The use of conventional sessions have always been disabled in RIFE and data has always been passed along the datalinks by using the query string or form post parameters. It has been explained in detail why regular sessions are discouraged and how we managed to offer many of their benefits with a minimum of the drawbacks.
RIFE already provides facilities to handle the data flow of an application by setting up the required datalinks in the site structure. You're not actually interested in storing data explicitly in the session, you're however interested in the fact that the data and the state isn't transferred through the client-side but remains on the server. Therefore, we added a configurable state storage mechanism and implemented one for the query string and one for the session; others can easily be added later (database, LDAP, ...).
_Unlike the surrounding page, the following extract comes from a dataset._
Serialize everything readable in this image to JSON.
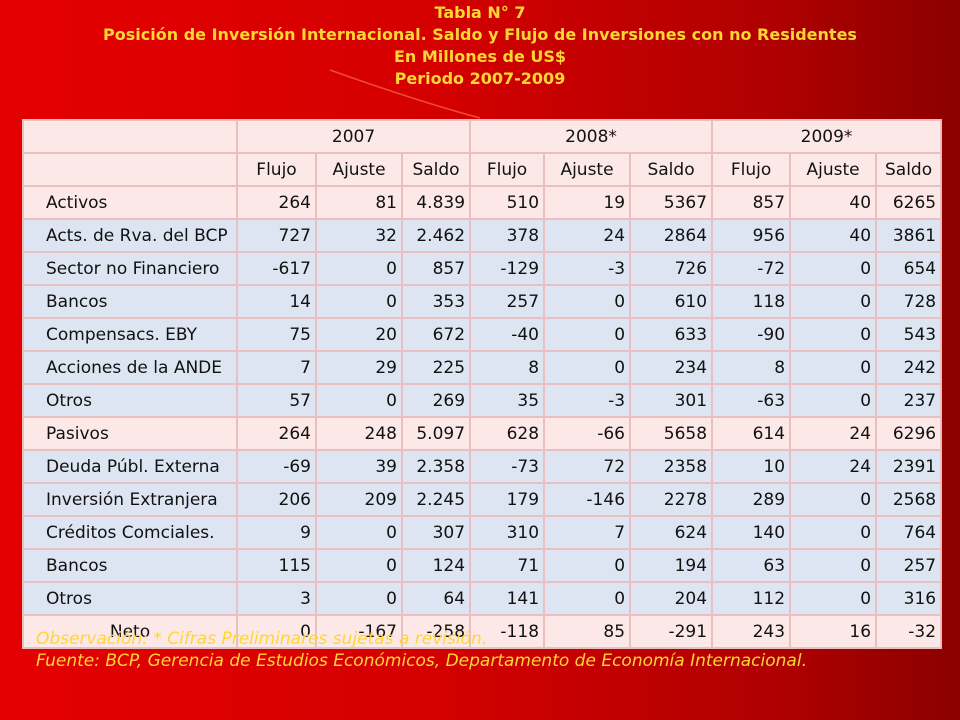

To indicate that you want data to be stored elsewhere, you simple declare state boundaries in the site structure.
For example:
<state store="session">
<element id="SOURCE" file="element/source.xml" url="/source">
<flowlink srcexit="exit1" destid="DESTINATION"/>
<datalink srcoutput="output1" destid="DESTINATION" destinput="input2"/>
<datalink srcoutput="output2" destid="DESTINATION" destinput="input1"/>
</element>
<element id="DESTINATION" file="element/destination.xml" url="/destination"/>
</state>
When you generate an URL for this exit you'll not see query string parameters for the transferred data, but a stateid parameter instead. This refers to a unique identifier that RIFE will use to look up the corresponding state. The identifier changes at each request, so people can still use the back button and follow alternative application paths. This ensures also that each URL still corresponds to one particular point in the application and the state can never get out of sync.
The default state store is still in the query string, but you have the possibility to use it explicitly when you're inside a session storage part and still want to have some data transferred through the client-side. You can freely nest state storage specifications and they will even work across groups and sub-sites.